FROM the balcony of the town in the Miraflores Palace, newly-elected Venezuelan President Nicolas Maduro called for a lasting dialogue with all the country's opposition parties and for citizens to leave behind the strife and make way for reconciliation with all sectors of the country.
Speaking from the balcony of the Miraflores Palace, Maduro, who was re-elected on Sunday, reiterated that dialogue was the only way the South American nation could end infighting.
Highlighting the level of participation in the election, which saw him capture an estimated 68% of the vote, Maduro said: “It has been a heroic, beautiful, popular victory forged in the struggle. I'm the president of all of Venezuelans. I call for a dialogue process. Permanent dialogue is what Venezuela needs.”

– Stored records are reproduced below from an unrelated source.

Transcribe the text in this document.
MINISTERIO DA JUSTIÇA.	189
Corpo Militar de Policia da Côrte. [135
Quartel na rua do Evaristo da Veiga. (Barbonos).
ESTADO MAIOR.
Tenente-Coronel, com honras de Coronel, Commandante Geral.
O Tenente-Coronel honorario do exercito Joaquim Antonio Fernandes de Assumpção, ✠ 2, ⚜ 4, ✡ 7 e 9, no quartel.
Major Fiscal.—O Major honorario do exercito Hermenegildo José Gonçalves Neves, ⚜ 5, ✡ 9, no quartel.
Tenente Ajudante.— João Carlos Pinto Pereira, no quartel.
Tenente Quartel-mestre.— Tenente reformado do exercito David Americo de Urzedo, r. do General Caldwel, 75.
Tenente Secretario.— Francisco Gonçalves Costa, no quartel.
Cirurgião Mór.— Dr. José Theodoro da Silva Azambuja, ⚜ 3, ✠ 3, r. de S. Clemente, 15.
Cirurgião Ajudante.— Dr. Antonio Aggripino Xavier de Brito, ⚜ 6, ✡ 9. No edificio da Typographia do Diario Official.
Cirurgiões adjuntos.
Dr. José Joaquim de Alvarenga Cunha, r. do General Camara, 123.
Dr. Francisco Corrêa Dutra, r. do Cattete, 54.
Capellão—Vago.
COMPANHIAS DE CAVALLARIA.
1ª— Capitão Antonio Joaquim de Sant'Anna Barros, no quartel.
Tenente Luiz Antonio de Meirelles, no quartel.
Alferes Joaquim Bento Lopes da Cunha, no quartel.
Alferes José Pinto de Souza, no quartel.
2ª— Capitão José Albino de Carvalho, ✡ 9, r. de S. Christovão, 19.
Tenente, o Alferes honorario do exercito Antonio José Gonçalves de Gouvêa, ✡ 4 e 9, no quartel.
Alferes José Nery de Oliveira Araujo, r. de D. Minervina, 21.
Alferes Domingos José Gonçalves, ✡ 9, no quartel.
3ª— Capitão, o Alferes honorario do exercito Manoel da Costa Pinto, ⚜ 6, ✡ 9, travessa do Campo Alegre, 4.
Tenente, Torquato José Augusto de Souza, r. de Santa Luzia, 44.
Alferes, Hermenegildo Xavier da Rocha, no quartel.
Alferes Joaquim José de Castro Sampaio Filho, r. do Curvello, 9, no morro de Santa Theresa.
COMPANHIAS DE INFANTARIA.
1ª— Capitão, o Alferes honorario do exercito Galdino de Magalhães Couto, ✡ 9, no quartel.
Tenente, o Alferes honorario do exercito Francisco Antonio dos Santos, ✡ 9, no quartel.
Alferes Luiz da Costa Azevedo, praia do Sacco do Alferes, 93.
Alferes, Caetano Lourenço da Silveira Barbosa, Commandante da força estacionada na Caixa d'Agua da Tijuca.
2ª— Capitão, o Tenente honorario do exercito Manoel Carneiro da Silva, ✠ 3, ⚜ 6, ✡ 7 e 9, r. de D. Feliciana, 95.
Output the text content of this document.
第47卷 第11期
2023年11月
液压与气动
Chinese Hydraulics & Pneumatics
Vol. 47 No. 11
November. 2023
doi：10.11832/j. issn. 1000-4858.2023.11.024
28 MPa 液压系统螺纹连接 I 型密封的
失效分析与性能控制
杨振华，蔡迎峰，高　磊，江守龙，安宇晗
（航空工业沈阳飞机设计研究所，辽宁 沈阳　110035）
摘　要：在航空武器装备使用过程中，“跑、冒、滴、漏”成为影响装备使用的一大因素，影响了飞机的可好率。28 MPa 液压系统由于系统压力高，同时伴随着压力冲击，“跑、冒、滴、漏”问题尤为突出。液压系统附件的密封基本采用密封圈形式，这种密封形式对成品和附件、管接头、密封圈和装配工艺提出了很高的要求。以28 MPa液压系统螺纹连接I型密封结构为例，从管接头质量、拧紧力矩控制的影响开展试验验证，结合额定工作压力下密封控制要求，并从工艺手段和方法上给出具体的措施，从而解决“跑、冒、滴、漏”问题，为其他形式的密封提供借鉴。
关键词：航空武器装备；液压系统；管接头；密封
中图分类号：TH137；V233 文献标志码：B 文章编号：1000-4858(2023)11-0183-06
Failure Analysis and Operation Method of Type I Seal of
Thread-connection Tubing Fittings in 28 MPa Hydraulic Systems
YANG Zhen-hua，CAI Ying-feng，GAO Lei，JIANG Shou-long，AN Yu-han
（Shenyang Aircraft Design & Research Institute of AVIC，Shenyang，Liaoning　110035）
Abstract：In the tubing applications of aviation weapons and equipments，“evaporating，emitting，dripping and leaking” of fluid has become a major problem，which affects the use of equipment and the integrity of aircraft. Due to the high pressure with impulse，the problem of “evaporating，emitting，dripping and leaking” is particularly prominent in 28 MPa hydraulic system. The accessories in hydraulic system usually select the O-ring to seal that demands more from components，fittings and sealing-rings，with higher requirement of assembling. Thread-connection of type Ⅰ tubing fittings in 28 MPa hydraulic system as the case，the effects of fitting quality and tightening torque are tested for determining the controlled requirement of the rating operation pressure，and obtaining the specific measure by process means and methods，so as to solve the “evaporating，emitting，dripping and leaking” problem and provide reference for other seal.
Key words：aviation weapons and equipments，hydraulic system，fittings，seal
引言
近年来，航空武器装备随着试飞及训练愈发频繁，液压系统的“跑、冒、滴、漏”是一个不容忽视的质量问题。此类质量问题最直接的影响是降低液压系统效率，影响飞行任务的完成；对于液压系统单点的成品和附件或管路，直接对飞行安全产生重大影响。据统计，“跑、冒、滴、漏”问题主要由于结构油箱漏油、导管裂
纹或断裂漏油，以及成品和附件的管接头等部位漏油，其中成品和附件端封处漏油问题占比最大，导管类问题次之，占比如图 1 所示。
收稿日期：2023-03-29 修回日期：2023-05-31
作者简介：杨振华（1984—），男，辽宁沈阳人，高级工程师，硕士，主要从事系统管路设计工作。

“The revolution is here to stay!” Maduro told the crowd, promising to prioritise the country's economy and socioe-conomic development during his new term and fight off “imperialism” from the external forces, which tried to derail the country's election.
“If the empire or the rightwing governments of the region want, someday, to talk in peace and respect I'm always open to dialogue,” Maduro said.
He added: “To the empire, I say: understand that Venezuela is the warranty of social and political stability in our country and the region. It's a sin to try and destabilise Venezuela.”
He also congratulated the National Electoral Council (CNE) and celebrated the participation of international observers during Sunday’s election.
Some 150 international observers from 30 countries and international organisations were in Venezuela for the elections.
With most of the votes counted, Maduro had 5.8 million votes, with his closest rival, former governor Henri Falcó* getting 1.8 million votes, said CNE president Tibisay Lucena who added that in total, 8.6 million Venezuelans voted, out of an electoral registry of 20.5 million people.
Falcon, who had promised to change Venezuela's currency, said he wouldn't recognise the results, claiming that they were “illegitimate”.
Jose Luis Rodriguez Zapatero, former Spanish prime minister and also an international observer, gave positive feedback about the presidential elections. “I do not have any doubt about the voting process. It is an advanced automatic voting system. I come here to keep the peace, co-ordinate and promote dialogue to improve the democratic mechanism here.
“What I need to do here is to see whether people can cast their ballots at their own discretion. Now we all see how people vote, don't we?” he said.
Other international observers monitoring the Venezuelan elections said the vote took place without any incidents in an atmosphere full of the exercise of civic duty.
Meanwhile, Bolivian President Evo Morales congratulated Maduro on his re-election, and praised it as a victory against foreign interventionism.
“The sovereign Venezuelan people have triumphed again against coup plotting and interventionism by the North American empire. The free people will never submit. Congratulations to brother Nicolas Maduro and the brave people of Venezuela,” Morales tweeted.
Earlier in the day, when Venezuelans had begun voting, Morales also gave his support.
“I greet the brother people of Venezuela, who today go to the polls. This period is historic, because Venezuela is demonstrating its democratic vocation, in spite of the interventionism that suffers the empire.”
The Cuban government also offered solidarity regarding what it said were new challenges faced by Maduro’s government in his new six-year presidential term.